Production cuts by the Organisation of Petroleum Exporting Countries (Opec) and non-Opec producers in January achieved a record compliance rate of 90 per cent, the International Energy Agency today said.

As the news came out that oil supplies fell by around 1.5m barrels per day (bpd) last month, benchmark Brent crude prices surged up 1.15 per cent at $56.27 per barrel while West Texas Intermediate were trading up one per cent at $53.53.

Opec has called on oil producers to curb production to help prop up low oil prices and cut the global crude oversupply.

"Some producers, notably Saudi Arabia, (are) appearing to cut by more than required. This first cut is certainly one of the deepest in the history of Opec output cut initiatives," the IEA, which advises industrial nations on energy policy, said.

If this level of compliance is maintained, the difference between global demand and supply will help ease record stock levels in the next six months by around 600,000 bpd.


(Source: IEA)

In the fourth quarter of 2016, stocks in member countries of the Organisation for Economic Cooperation and Development fell by nearly 800,000 bpd, the IEA said. That's the largest drop in three years.

However, at the end of the year stockpiles were still 286m barrels above the five-year average level, and they will remain significantly above average levels by the end of the first half of 2017.

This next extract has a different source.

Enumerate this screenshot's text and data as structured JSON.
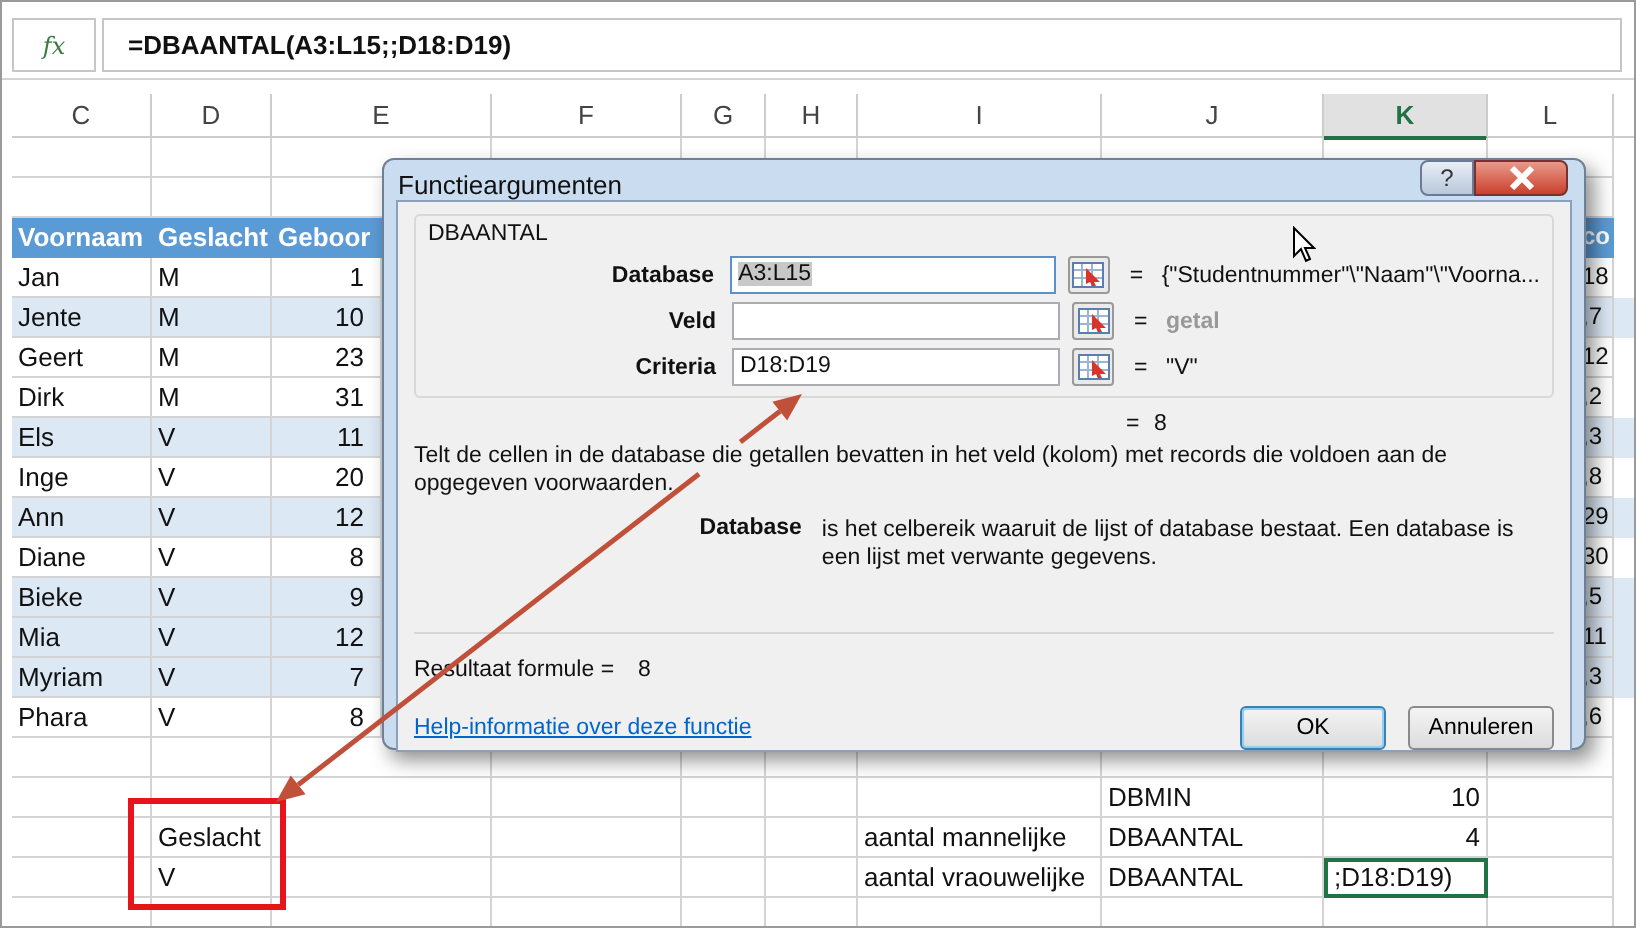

Read more: Oil prices are up despite US crude stocks delivering "Goliath" increases

Global demand was revised upwards for the third month in a row, and for 2016 it is seen at 1.6m bpd, the IEA said. Colder weather in Europe and growth in China, India and non-OECD countries gave demand a higher than expected boost.

In 2017, the IEA expects demand to grow by 1.4m bpd, an increase of 0.1m bpd from its last report.